Мостовая никогда больше не расплавится под его ногами. Над ним высилось здание Первого Национального Городского банка. Оно стояло здесь вчера и будет стоять здесь завтра. Нелепо мёртвое, лишённое возможности выбора и перемен, оно никогда не превратится в гробницу, в самолёт или в скелет доисторического монстра. С унылым постоянством оно будет оставаться зданием из стали и бетона, бессмысленно доказывая это своё постоянство, пока не придут люди с инструментами и не начнут скучно разбирать его.

Лэниген шёл по этому окаменелому миру, под голубым небом, затянутым у горизонта неподвижным маревом. Это небо, казалось, обещало нечто, чего оно никогда не могло дать. Машины двигались по правой стороне улицы, люди пересекали улицы на перекрёстках, разница в показаниях часов составляла минуты и секунды.

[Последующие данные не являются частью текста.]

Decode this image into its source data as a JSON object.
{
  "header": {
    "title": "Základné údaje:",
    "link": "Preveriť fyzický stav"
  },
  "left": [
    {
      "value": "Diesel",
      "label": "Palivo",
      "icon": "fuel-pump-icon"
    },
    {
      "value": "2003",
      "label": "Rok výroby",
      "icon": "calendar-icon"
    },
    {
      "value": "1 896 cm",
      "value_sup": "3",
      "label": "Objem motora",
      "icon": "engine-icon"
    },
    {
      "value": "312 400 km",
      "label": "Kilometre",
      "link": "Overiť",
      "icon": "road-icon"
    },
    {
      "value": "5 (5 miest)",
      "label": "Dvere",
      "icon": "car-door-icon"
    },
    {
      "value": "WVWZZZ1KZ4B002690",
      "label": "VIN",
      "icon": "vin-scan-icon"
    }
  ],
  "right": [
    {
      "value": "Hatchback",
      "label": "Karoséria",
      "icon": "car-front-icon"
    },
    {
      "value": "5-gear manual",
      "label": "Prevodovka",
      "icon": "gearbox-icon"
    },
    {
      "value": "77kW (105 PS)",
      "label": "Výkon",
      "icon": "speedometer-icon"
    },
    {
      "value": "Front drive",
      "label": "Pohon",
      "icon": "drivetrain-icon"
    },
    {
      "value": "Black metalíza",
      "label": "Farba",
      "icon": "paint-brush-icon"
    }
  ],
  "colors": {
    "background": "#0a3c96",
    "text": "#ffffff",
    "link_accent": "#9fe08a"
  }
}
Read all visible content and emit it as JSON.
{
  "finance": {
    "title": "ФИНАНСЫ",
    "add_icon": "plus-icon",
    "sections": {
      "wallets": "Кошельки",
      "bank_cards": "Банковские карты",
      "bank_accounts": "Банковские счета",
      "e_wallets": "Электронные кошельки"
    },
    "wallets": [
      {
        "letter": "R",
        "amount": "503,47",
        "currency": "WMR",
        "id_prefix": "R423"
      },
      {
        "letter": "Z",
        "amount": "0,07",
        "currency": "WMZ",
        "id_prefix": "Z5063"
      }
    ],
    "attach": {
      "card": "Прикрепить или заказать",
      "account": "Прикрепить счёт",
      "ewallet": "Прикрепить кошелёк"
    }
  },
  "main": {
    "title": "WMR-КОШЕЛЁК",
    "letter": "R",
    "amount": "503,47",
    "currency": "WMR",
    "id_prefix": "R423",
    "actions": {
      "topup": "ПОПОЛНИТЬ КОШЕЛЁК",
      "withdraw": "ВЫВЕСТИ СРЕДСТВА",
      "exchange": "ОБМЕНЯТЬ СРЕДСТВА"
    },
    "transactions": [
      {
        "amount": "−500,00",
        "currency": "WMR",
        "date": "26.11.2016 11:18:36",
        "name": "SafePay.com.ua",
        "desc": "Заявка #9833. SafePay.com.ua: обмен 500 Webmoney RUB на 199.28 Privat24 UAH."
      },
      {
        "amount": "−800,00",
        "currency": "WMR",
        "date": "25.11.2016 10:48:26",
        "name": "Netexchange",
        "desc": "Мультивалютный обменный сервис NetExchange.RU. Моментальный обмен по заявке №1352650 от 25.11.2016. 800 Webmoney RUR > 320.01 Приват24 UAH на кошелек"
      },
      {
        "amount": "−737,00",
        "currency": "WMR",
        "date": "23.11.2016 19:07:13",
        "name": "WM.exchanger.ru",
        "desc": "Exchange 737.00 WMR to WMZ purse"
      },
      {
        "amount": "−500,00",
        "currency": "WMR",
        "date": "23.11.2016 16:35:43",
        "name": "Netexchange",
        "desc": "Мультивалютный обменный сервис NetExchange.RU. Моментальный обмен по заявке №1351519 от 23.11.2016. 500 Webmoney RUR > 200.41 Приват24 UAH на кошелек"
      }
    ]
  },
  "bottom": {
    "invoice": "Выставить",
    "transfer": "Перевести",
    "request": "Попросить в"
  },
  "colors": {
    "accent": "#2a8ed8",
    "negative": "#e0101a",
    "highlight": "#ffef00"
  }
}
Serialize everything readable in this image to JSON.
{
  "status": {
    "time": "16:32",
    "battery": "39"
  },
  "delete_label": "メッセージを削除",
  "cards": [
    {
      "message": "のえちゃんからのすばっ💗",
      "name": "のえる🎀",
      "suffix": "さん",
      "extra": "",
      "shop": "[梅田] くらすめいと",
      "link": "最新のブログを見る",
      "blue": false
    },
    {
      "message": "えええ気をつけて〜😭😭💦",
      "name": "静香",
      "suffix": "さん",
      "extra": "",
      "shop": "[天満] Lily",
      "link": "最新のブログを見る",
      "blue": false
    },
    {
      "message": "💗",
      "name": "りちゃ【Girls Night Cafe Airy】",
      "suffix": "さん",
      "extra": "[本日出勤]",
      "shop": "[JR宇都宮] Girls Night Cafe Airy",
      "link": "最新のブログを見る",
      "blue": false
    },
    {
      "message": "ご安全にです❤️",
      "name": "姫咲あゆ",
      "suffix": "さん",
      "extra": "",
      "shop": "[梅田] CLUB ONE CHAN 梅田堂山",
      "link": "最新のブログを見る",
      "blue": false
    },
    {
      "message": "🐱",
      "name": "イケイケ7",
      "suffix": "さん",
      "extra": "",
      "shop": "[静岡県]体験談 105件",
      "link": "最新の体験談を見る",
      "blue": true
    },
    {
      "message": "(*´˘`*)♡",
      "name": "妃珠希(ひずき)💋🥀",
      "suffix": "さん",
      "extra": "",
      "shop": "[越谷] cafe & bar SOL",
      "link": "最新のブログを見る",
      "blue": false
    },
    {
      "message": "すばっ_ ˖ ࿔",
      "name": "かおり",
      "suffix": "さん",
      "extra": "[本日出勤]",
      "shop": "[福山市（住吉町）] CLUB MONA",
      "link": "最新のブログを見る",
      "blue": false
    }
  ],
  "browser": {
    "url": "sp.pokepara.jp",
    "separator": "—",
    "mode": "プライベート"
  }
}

Где-то за пределами города была сельская местность, но Лэниген знал, что трава там не растёт под чьими-нибудь ногами, она просто стоит. Да, она, конечно, тоже растёт, но медленно, незаметно, так что органы чувств этого не воспринимают. И горы были всё такими же чёрными и высокими, но они были похожи на гигантов, захваченных врасплох, в середине шага и обречённых на неподвижность. Никогда больше не промаршируют они на фоне золотого (или пурпурного, или зелёного) неба.

Таков был этот замороженный мир. Таков был этот медленно изменяющийся мир, мир предписаний, рутины, привычек. Таков был этот мир, в котором ужасающие объёмы скуки были не только возможны, но и неизбежны. Таков был этот мир, в котором изменение — эта подвижная, как ртуть, субстанция была превращена в тягучий, вязкий клей.

И в результате этого магия мира феноменов была уже здесь невозможна. А без магии жить нельзя.

Лэниген закричал. Он орал, а вокруг него собирались люди и глядели на него (но никто ничего не предпринимал и ни во что иное не превращался), а затем появился полицейский, как это и должно быть (но солнце ни разу не изменило свой облик), а затем приехала карета скорой помощи (но улица не менялась и на карете не было ни гербов, ни гербариев и у неё было четыре колеса, а не три или двадцать пять), и санитары доставили его в здание, которое стояло именно там, где оно и должно было стоять, и какие-то люди стояли вокруг него и не изменялись и не могли измениться, они задавали ему разные вопросы в комнате с безжалостно белыми стенами.